As Joe waits, baffled, she begins to imagine her father had marked some places on his map not because there were rock paintings there but because he knew these were places you could learn the truth, places where you could have "true vision ... after the failure of logic." She paddles to shore and leaves her sweatshirt as an offering to the gods that were there and who had given this place their power. Joe follows, wanting to know what's wrong, wanting sex. She refuses him, and he goes away, angry.

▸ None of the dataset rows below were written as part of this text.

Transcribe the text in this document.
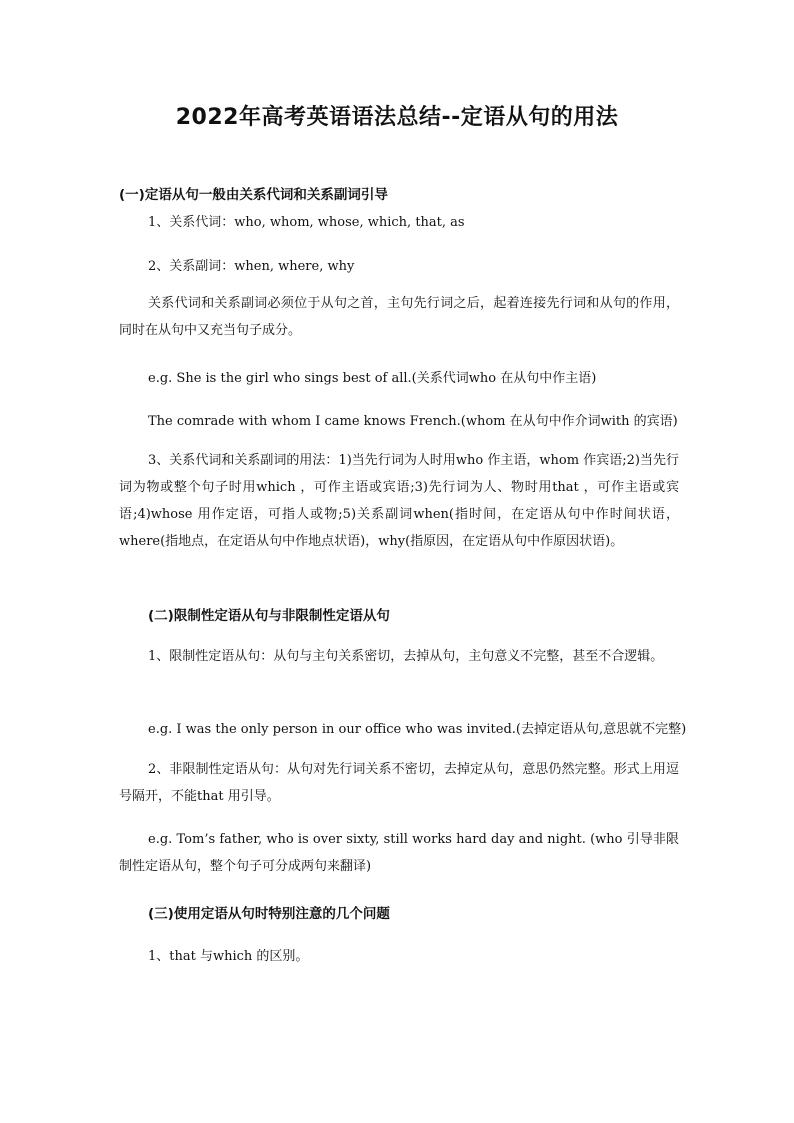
2022年高考英语语法总结--定语从句的用法
(一)定语从句一般由关系代词和关系副词引导
1、关系代词：who, whom, whose, which, that, as
2、关系副词：when, where, why
关系代词和关系副词必须位于从句之首，主句先行词之后，起着连接先行词和从句的作用， 同时在从句中又充当句子成分。
e.g. She is the girl who sings best of all.(关系代词who 在从句中作主语)
The comrade with whom I came knows French.(whom 在从句中作介词with 的宾语)
3、关系代词和关系副词的用法：1)当先行词为人时用who 作主语，whom 作宾语;2)当先行词为物或整个句子时用which ，可作主语或宾语;3)先行词为人、物时用that ，可作主语或宾语;4)whose 用作定语，可指人或物;5)关系副词when(指时间，在定语从句中作时间状语，where(指地点，在定语从句中作地点状语)，why(指原因，在定语从句中作原因状语)。
(二)限制性定语从句与非限制性定语从句
1、限制性定语从句：从句与主句关系密切，去掉从句，主句意义不完整，甚至不合逻辑。
e.g. I was the only person in our office who was invited.(去掉定语从句,意思就不完整)
2、非限制性定语从句：从句对先行词关系不密切，去掉定从句，意思仍然完整。形式上用逗号隔开，不能that 用引导。
e.g. Tom’s father, who is over sixty, still works hard day and night. (who 引导非限制性定语从句，整个句子可分成两句来翻译)
(三)使用定语从句时特别注意的几个问题
1、that 与which 的区别。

This pivotal chapter provides the revelation both the narrator and readers have been anticipating. Instead of going to a hospital to have a child, she had gone to an abortion clinic to have an abortion. The true memory is painful: "I killed it. It wasn't a child but it could have been one, I didn't allow it." Many of the disturbing details related previously in the novel now make far more sense, heightening the impression of puzzle pieces fitting into place. This is a powerful moment in which the artificial reality falls away, revealing reality. It is the beginning of bringing the parts of herself, which have been separated, back together—the beginning of wholeness.

Her painful memories of her abortion experience also develop the theme of power. Like the animals in the jars she decided not to save, the pregnancy—not a child but the possibility of one—was given up passively. Someone else wanted it, and she agreed to go along. But rather than allowing her to relinquish responsibility, her lack of action has made her complicit: "He made me do it ... I could have said No but I didn't; that made me one of them too, a killer." This is essential to the narrator's developing sense of her own agency. Power and responsibility are part of the human condition. Inaction is still a kind of action. To be human, she will have to accept both power and its consequences.

This dual self is reflected in the imagery of the chapter. The narrator sees her image on the surface of the water and observes it as being almost another self: "My other shape was in the water, not my reflection but my shadow." The twinning imagery is repeated when the narrator looks up from below the surface of the water and sees not one but two canoes: "The canoe had twinned or I was seeing double." The second canoe is a real one, but the narrator correctly perceives her own "double vision."

Among other questions, the mystery of the fountain with the dolphins and cherub is cleared up here. Now she realizes the real fountain is the one from her town, which her mind had inserted into the constructed, fictional memory to give it a touch of authenticity.

The novel's title, Surfacing, has a metaphorical meaning that is concretely illustrated in this chapter. The title references how the narrator's submerged memories come to the surface of her consciousness. In this chapter her literal dive into the deep water can be seen as a symbolic dive into her subconscious, where her repressed memory is stored. She encounters this memory and, as she swims upward and surfaces, she brings the memory up with her. The water becomes a symbol of her subconscious mind, and the dive represents the emotional work she does to bring the painful memory into the light and begin to heal.